Are you on the hunt for the perfect vintage designer piece? Be warned. It’s very common to come across items labeled as ‘vintage’ that aren’t the real deal, which is why it’s imperative to be able to distinguish an original from a knock-off. However, authenticating vintage designer clothing can be a pain in the side, especially for those who are new to collecting. But don’t fret as there are some easy tips to get you started right.
Fortunately, first-timers don’t have to go out helplessly. This article is your primer on how to tell if a designer clothing item is an authentic vintage piece. It will cover the key factors, including labels, materials, and garment constructions. By following these tips, you can feel confident in your vintage designer purchases and add some extraordinary pieces to your wardrobe.
What Is vintage clothing?
To begin, it’s crucial to understand what people mean by ‘vintage.’ Vintage clothing technically refers to items at least 20 years old. But to fashion collectors and the general public, they cover any piece of clothing from the 1920s to the 1980s. Those that come from the 1990s and beyond are generally considered modern or contemporary.
Many people collect vintage clothing for its aesthetic appeal or simply to indulge in a specific period in fashion history. Some people also appreciate the craftsmanship and attention to detail that went into the production of these pieces.
Vintage designer clothing is highly sought-after and is often considered a valuable investment. However, with the rise in popularity of these pieces, it’s become increasingly difficult to tell if a piece of clothing is genuinely vintage or if it’s a copy. Unsurprisingly, you can find authentic vintage pieces from used designer clothing stores. You just need to be thorough and scrutinize pieces one by one in order to cop a true treasure.
Check out 4 simple tips on how to authenticate vintage designer clothing…
#1. Look at the label
One of the key ways to tell if designer clothing is authentic is to look at the label. Older pieces will typically have a different label than the current one used by the designer. For example, if you’re looking at a vintage Chanel piece, the label may say ‘Made in France’ rather than ‘Made in Italy.’
In addition, vintage designer labels may have fonts, logos, or other identifying features distinct from typical pieces the designer produces today. Keep in mind that labels can be misleading or tampered with, so don’t jump straight to buying at this point.
#2. Examine the construction
The next way to know if a designer clothing item is an original vintage is to examine the garment’s construction. Vintage pieces were often made with higher quality, distinct materials, and had more attention to detail than later, mass-produced garments.
Vintage clothing often has hand-sewn seams, hems, and buttonholes, while more modern garments are machine-sewn and are not as neatly finished. The zippers may be metal, which is more durable than the plastic zippers found on current pieces. Also, most vintage clothing has a full lining, while modern clothes may have a partial lining or none at all.

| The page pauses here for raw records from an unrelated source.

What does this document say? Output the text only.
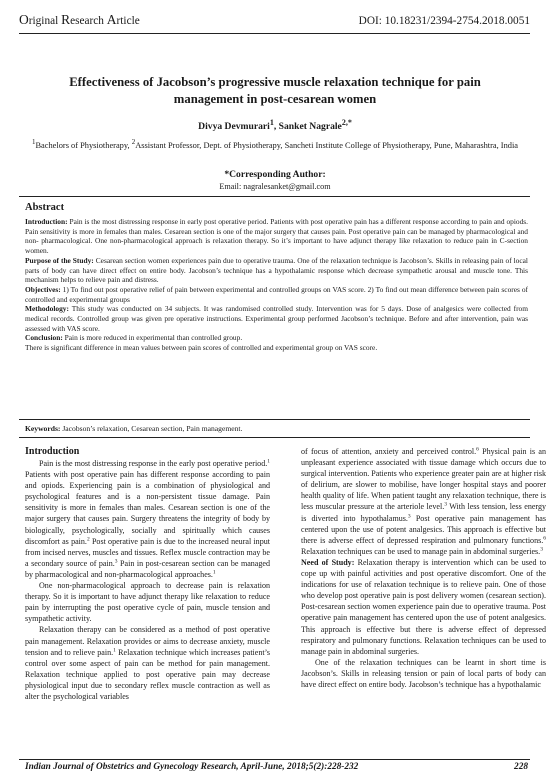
Original Research Article	DOI: 10.18231/2394-2754.2018.0051
Effectiveness of Jacobson’s progressive muscle relaxation technique for pain management in post-cesarean women
Divya Devmurari$^1$, Sanket Nagrale$^{2,*}$
$^1$Bachelors of Physiotherapy, $^2$Assistant Professor, Dept. of Physiotherapy, Sancheti Institute College of Physiotherapy, Pune, Maharashtra, India
*Corresponding Author:
Email: nagralesanket@gmail.com
Abstract

Introduction: Pain is the most distressing response in early post operative period. Patients with post operative pain has a different response according to pain and opiods. Pain sensitivity is more in females than males. Cesarean section is one of the major surgery that causes pain. Post operative pain can be managed by pharmacological and non- pharmacological. One non-pharmacological approach is relaxation therapy. So it’s important to have adjunct therapy like relaxation to reduce pain in C-section women.

Purpose of the Study: Cesarean section women experiences pain due to operative trauma. One of the relaxation technique is Jacobson’s. Skills in releasing pain of local parts of body can have direct effect on entire body. Jacobson’s technique has a hypothalamic response which decrease sympathetic arousal and muscle tone. This mechanism helps to relieve pain and distress.

Objectives: 1) To find out post operative relief of pain between experimental and controlled groups on VAS score. 2) To find out mean difference between pain scores of controlled and experimental groups

Methodology: This study was conducted on 34 subjects. It was randomised controlled study. Intervention was for 5 days. Dose of analgesics were collected from medical records. Controlled group was given pre operative instructions. Experimental group performed Jacobson’s technique. Before and after intervention, pain was assessed with VAS score.

Conclusion: Pain is more reduced in experimental than controlled group.

There is significant difference in mean values between pain scores of controlled and experimental group on VAS score.

Keywords: Jacobson’s relaxation, Cesarean section, Pain management.
Introduction

Pain is the most distressing response in the early post operative period.$^1$ Patients with post operative pain has different response according to pain and opiods. Experiencing pain is a combination of physiological and psychological features and is a non-persistent tissue damage. Pain sensitivity is more in females than males. Cesarean section is one of the major surgery that causes pain. Surgery threatens the integrity of body by biologically, psychologically, socially and spiritually which causes discomfort as pain.$^2$ Post operative pain is due to the increased neural input from incised nerves, muscles and tissues. Reflex muscle contraction may be a secondary source of pain.$^3$ Pain in post-cesarean section can be managed by pharmacological and non-pharmacological approaches.$^1$

One non-pharmacological approach to decrease pain is relaxation therapy. So it is important to have adjunct therapy like relaxation to reduce pain by interrupting the post operative cycle of pain, muscle tension and sympathetic activity.

Relaxation therapy can be considered as a method of post operative pain management. Relaxation provides or aims to decrease anxiety, muscle tension and to relieve pain.$^1$ Relaxation technique which increases patient’s control over some aspect of pain can be method for pain management. Relaxation technique applied to post operative pain may decrease physiological input due to secondary reflex muscle contraction as well as alter the psychological variables

of focus of attention, anxiety and perceived control.$^6$ Physical pain is an unpleasant experience associated with tissue damage which occurs due to surgical intervention. Patients who experience greater pain are at higher risk of delirium, are slower to mobilise, have longer hospital stays and poorer health quality of life. When patient taught any relaxation technique, there is less muscular pressure at the arteriole level.$^3$ With less tension, less energy is diverted into hypothalamus.$^3$ Post operative pain management has centered upon the use of potent analgesics. This approach is effective but there is adverse effect of depressed respiration and pulmonary functions.$^6$ Relaxation techniques can be used to manage pain in abdominal surgeries.$^3$

Need of Study: Relaxation therapy is intervention which can be used to cope up with painful activities and post operative discomfort. One of the indications for use of relaxation technique is to relieve pain. One of those who develop post operative pain is post delivery women (cesarean section). Post-cesarean section women experience pain due to operative trauma. Post operative pain management has centered upon the use of potent analgesics. This approach is effective but there is adverse effect of depressed respiratory and pulmonary functions. Relaxation techniques can be used to manage pain in abdominal surgeries.

One of the relaxation techniques can be learnt in short time is Jacobson’s. Skills in releasing tension or pain of local parts of body can have direct effect on entire body. Jacobson’s technique has a hypothalamic

Indian Journal of Obstetrics and Gynecology Research, April-June, 2018;5(2):228-232	228
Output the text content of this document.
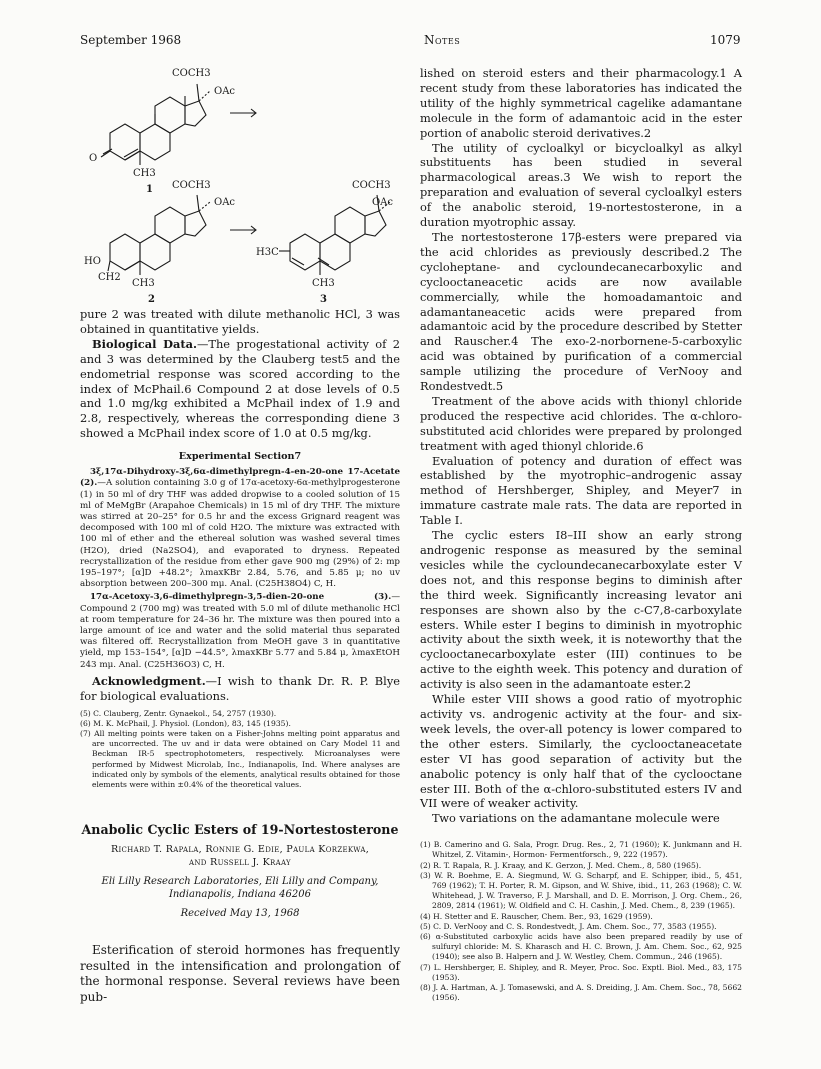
September 1968	Notes	1079
COCH3
OAc
O
CH3
1 COCH3
OAc
HO
CH2
CH3
2
COCH3
OAc
H3C
CH3
3

pure 2 was treated with dilute methanolic HCl, 3 was obtained in quantitative yields.

Biological Data.—The progestational activity of 2 and 3 was determined by the Clauberg test5 and the endometrial response was scored according to the index of McPhail.6 Compound 2 at dose levels of 0.5 and 1.0 mg/kg exhibited a McPhail index of 1.9 and 2.8, respectively, whereas the corresponding diene 3 showed a McPhail index score of 1.0 at 0.5 mg/kg.

Experimental Section7

3ξ,17α-Dihydroxy-3ξ,6α-dimethylpregn-4-en-20-one 17-Acetate (2).—A solution containing 3.0 g of 17α-acetoxy-6α-methylprogesterone (1) in 50 ml of dry THF was added dropwise to a cooled solution of 15 ml of MeMgBr (Arapahoe Chemicals) in 15 ml of dry THF. The mixture was stirred at 20–25° for 0.5 hr and the excess Grignard reagent was decomposed with 100 ml of cold H2O. The mixture was extracted with 100 ml of ether and the ethereal solution was washed several times (H2O), dried (Na2SO4), and evaporated to dryness. Repeated recrystallization of the residue from ether gave 900 mg (29%) of 2: mp 195–197°; [α]D +48.2°; λmaxKBr 2.84, 5.76, and 5.85 μ; no uv absorption between 200–300 mμ. Anal. (C25H38O4) C, H.

17α-Acetoxy-3,6-dimethylpregn-3,5-dien-20-one (3).—Compound 2 (700 mg) was treated with 5.0 ml of dilute methanolic HCl at room temperature for 24–36 hr. The mixture was then poured into a large amount of ice and water and the solid material thus separated was filtered off. Recrystallization from MeOH gave 3 in quantitative yield, mp 153–154°, [α]D −44.5°, λmaxKBr 5.77 and 5.84 μ, λmaxEtOH 243 mμ. Anal. (C25H36O3) C, H.

Acknowledgment.—I wish to thank Dr. R. P. Blye for biological evaluations.

(5) C. Clauberg, Zentr. Gynaekol., 54, 2757 (1930).

(6) M. K. McPhail, J. Physiol. (London), 83, 145 (1935).

(7) All melting points were taken on a Fisher-Johns melting point apparatus and are uncorrected. The uv and ir data were obtained on Cary Model 11 and Beckman IR-5 spectrophotometers, respectively. Microanalyses were performed by Midwest Microlab, Inc., Indianapolis, Ind. Where analyses are indicated only by symbols of the elements, analytical results obtained for those elements were within ±0.4% of the theoretical values.

Anabolic Cyclic Esters of 19-Nortestosterone

Richard T. Rapala, Ronnie G. Edie, Paula Korzekwa,

and Russell J. Kraay

Eli Lilly Research Laboratories, Eli Lilly and Company,

Indianapolis, Indiana 46206

Received May 13, 1968

Esterification of steroid hormones has frequently resulted in the intensification and prolongation of the hormonal response. Several reviews have been pub-

lished on steroid esters and their pharmacology.1 A recent study from these laboratories has indicated the utility of the highly symmetrical cagelike adamantane molecule in the form of adamantoic acid in the ester portion of anabolic steroid derivatives.2

The utility of cycloalkyl or bicycloalkyl as alkyl substituents has been studied in several pharmacological areas.3 We wish to report the preparation and evaluation of several cycloalkyl esters of the anabolic steroid, 19-nortestosterone, in a duration myotrophic assay.

The nortestosterone 17β-esters were prepared via the acid chlorides as previously described.2 The cycloheptane- and cycloundecanecarboxylic and cyclooctaneacetic acids are now available commercially, while the homoadamantoic and adamantaneacetic acids were prepared from adamantoic acid by the procedure described by Stetter and Rauscher.4 The exo-2-norbornene-5-carboxylic acid was obtained by purification of a commercial sample utilizing the procedure of VerNooy and Rondestvedt.5

Treatment of the above acids with thionyl chloride produced the respective acid chlorides. The α-chloro-substituted acid chlorides were prepared by prolonged treatment with aged thionyl chloride.6

Evaluation of potency and duration of effect was established by the myotrophic–androgenic assay method of Hershberger, Shipley, and Meyer7 in immature castrate male rats. The data are reported in Table I.

The cyclic esters I8–III show an early strong androgenic response as measured by the seminal vesicles while the cycloundecanecarboxylate ester V does not, and this response begins to diminish after the third week. Significantly increasing levator ani responses are shown also by the c-C7,8-carboxylate esters. While ester I begins to diminish in myotrophic activity about the sixth week, it is noteworthy that the cyclooctanecarboxylate ester (III) continues to be active to the eighth week. This potency and duration of activity is also seen in the adamantoate ester.2

While ester VIII shows a good ratio of myotrophic activity vs. androgenic activity at the four- and six-week levels, the over-all potency is lower compared to the other esters. Similarly, the cyclooctaneacetate ester VI has good separation of activity but the anabolic potency is only half that of the cyclooctane ester III. Both of the α-chloro-substituted esters IV and VII were of weaker activity.

Two variations on the adamantane molecule were

(1) B. Camerino and G. Sala, Progr. Drug. Res., 2, 71 (1960); K. Junkmann and H. Whitzel, Z. Vitamin-, Hormon- Fermentforsch., 9, 222 (1957).

(2) R. T. Rapala, R. J. Kraay, and K. Gerzon, J. Med. Chem., 8, 580 (1965).

(3) W. R. Boehme, E. A. Siegmund, W. G. Scharpf, and E. Schipper, ibid., 5, 451, 769 (1962); T. H. Porter, R. M. Gipson, and W. Shive, ibid., 11, 263 (1968); C. W. Whitehead, J. W. Traverso, F. J. Marshall, and D. E. Morrison, J. Org. Chem., 26, 2809, 2814 (1961); W. Oldfield and C. H. Cashin, J. Med. Chem., 8, 239 (1965).

(4) H. Stetter and E. Rauscher, Chem. Ber., 93, 1629 (1959).

(5) C. D. VerNooy and C. S. Rondestvedt, J. Am. Chem. Soc., 77, 3583 (1955).

(6) α-Substituted carboxylic acids have also been prepared readily by use of sulfuryl chloride: M. S. Kharasch and H. C. Brown, J. Am. Chem. Soc., 62, 925 (1940); see also B. Halpern and J. W. Westley, Chem. Commun., 246 (1965).

(7) L. Hershberger, E. Shipley, and R. Meyer, Proc. Soc. Exptl. Biol. Med., 83, 175 (1953).

(8) J. A. Hartman, A. J. Tomasewski, and A. S. Dreiding, J. Am. Chem. Soc., 78, 5662 (1956).
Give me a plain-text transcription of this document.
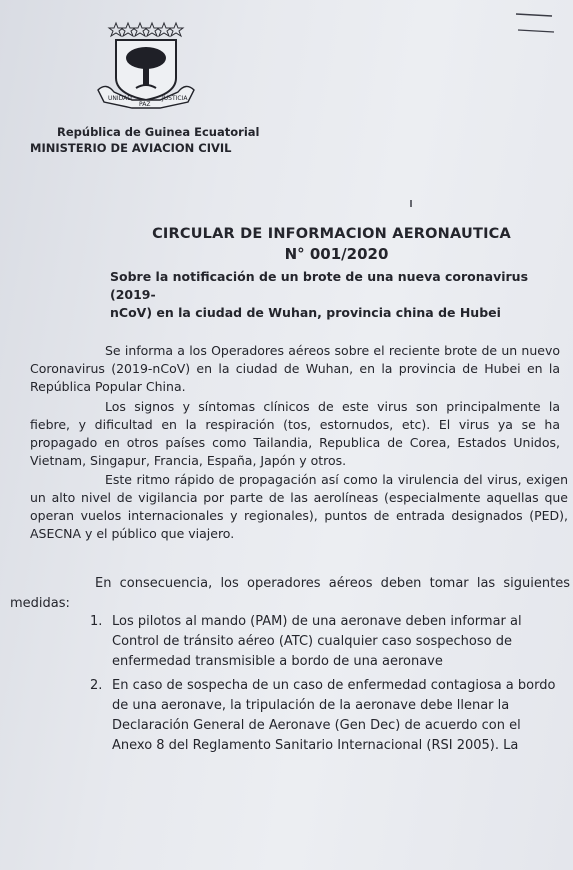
UNIDAD
PAZ
JUSTICIA
República de Guinea Ecuatorial
MINISTERIO DE AVIACION CIVIL
CIRCULAR DE INFORMACION AERONAUTICA
N° 001/2020
Sobre la notificación de un brote de una nueva coronavirus (2019-
nCoV) en la ciudad de Wuhan, provincia china de Hubei
Se informa a los Operadores aéreos sobre el reciente brote de un nuevo Coronavirus (2019-nCoV) en la ciudad de Wuhan, en la provincia de Hubei en la República Popular China.
Los signos y síntomas clínicos de este virus son principalmente la fiebre, y dificultad en la respiración (tos, estornudos, etc). El virus ya se ha propagado en otros países como Tailandia, Republica de Corea, Estados Unidos, Vietnam, Singapur, Francia, España, Japón y otros.
Este ritmo rápido de propagación así como la virulencia del virus, exigen un alto nivel de vigilancia por parte de las aerolíneas (especialmente aquellas que operan vuelos internacionales y regionales), puntos de entrada designados (PED), ASECNA y el público que viajero.
En consecuencia, los operadores aéreos deben tomar las siguientes medidas:
1. Los pilotos al mando (PAM) de una aeronave deben informar al
Control de tránsito aéreo (ATC) cualquier caso sospechoso de
enfermedad transmisible a bordo de una aeronave
2. En caso de sospecha de un caso de enfermedad contagiosa a bordo
de una aeronave, la tripulación de la aeronave debe llenar la
Declaración General de Aeronave (Gen Dec) de acuerdo con el
Anexo 8 del Reglamento Sanitario Internacional (RSI 2005). La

However, construction alone isn’t a definitive way to determine the age of a garment, as some modern clothing may be made with high-quality materials and lots of care put into the design.
#3. Consider the style of the clothing
Another factor to consider when determining if designer clothing is vintage is the style. Vintage clothing is often characterized by unique and distinct styles that may or may not be in vogue today.
These pieces often have a different silhouette than modern garments, too. For instance, they may have a more fitted waist and a full skirt, while modern dresses may have a looser fit. You can also look for unique details traceable to a specific time period, like ruffles, pleats, or beading. These are mostly seen as little kitsch today.
Additionally, fabric patterns can also be a good indicator of the age of a garment. Vintage clothing usually had bold prints or patterns, as was popular in older pop culture.
Lastly, vintage clothing may use a different color palette than modern garments. They usually have more muted or subdued colors in contrast to today’s sharper, more defined hues.
#4. Look for care labels and tags
Finally, you can determine the age of the clothing by looking at any care labels or tags still present. Care labels and tags were not required on clothing until the 1970s, so if the piece has a care label or tag, it’s probably not vintage.
Determining if designer clothing is genuine vintage is tricky. But these tips should help you sort out what’s truly old and what just looks like it. By checking the label, examining the construction, and comparing the style of a piece, you get a better idea of its authenticity. Start your search today!